Exemple d’amélioration esthétique par rempotage et choix du pot par Damien Chertier et Moyogi le 25 février 2004

Le Ficus retusa en question.

ficus avant travail

Ce ficus a été carotté (prélèvement dans le tronc pour compter les anneaux) au début des années 80, l’expert du CNRS avait alors certifié que l’arbre avait 150 ans.

Le problème est que la méthode de calcul s’appuie sur la base d’une culture dans nos contrées.

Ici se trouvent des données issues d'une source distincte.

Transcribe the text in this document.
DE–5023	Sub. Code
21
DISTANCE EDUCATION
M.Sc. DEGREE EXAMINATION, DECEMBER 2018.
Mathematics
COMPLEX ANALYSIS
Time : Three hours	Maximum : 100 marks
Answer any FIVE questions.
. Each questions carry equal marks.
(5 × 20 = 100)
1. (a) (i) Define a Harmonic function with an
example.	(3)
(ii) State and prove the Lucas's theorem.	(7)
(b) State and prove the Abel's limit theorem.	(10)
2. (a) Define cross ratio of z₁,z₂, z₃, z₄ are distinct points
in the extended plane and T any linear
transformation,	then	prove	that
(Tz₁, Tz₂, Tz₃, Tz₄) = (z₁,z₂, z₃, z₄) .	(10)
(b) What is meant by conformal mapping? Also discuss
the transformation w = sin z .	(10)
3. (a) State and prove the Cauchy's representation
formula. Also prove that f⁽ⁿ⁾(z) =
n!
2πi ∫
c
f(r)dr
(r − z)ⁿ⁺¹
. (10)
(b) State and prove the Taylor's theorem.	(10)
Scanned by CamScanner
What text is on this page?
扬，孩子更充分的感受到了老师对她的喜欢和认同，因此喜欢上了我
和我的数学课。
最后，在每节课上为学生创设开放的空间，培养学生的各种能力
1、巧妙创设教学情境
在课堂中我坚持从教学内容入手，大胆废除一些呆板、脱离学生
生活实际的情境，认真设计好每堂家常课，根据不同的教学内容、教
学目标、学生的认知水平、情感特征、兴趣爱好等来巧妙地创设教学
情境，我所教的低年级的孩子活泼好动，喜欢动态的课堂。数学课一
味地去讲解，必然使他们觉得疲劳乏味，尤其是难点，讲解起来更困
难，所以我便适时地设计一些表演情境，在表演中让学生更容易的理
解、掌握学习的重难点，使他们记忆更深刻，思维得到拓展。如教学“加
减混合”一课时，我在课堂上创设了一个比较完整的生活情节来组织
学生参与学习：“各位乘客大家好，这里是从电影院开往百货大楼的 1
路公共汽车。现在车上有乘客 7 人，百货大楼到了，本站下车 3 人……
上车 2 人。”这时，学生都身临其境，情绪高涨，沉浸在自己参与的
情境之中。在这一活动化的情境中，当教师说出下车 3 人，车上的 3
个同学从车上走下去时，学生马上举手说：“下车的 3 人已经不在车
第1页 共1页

L’arbre ayant été importé de son pays d’origine où il connaît trois pousses par an, son âge réel actuel doit plutôt se situer autour des 70-80 ans. Ce qui n’est déjà pas si mal...

Ses dimensions :

- Envergure : 105 cm.
- Largeur : 68 cm.
- Diamètre du tronc : 16 cm au dessus des racines.
- Nebari : 30 cm.

L’arbre a redémarré, on voit les nouvelles pousses. C’est donc le moment de rempoter.

nouvelles pousses du ficus {JPEG}
Historique : Il est depuis 7 ans dans le même pot (le pot mat avec les dessins). A l’époque, il s’agissait plus d’un transpotage que d’un rempotage : la motte d’origine n’a en effet pas été touchée et on voit encore la trace de l’ancien pot.

Pas très esthétique tout ça...

On commence à enlever le surplus de terre et à dégager les racines à l’aide de la griffe. L’opération dure 1 heure.

Le pain racinaire.

Surprise ! Le mélange était composé de 80% de sable, 18% de gravier. Clairement pas l’idéal !

Les deux pots


Le nouveau pot choisi est émaillé bleu et de dimension inférieure. Ceci peut paraître étrange, mais le pot mat d’origine est trop imposant pour l’arbre et ne le met pas en valeur. De plus, dans ce cas précis, le pain racinaire se prête à ce nouveau pot. Et la couleur bleue choisie fait ressortir la couleur de l’écorce et s’accorde bien avec le feuillage.

racines de face {JPEG} racines vue arrière {JPEG} racines vue de coté {JPEG}

Vue du dessous des racines : pas ou peu de nouvelles racines, elles ne pouvaient pas évoluer dans un substrat aussi pauvre. Les seules nouvelles racines étaient cloisonnées dans de petites boulettes de terreau.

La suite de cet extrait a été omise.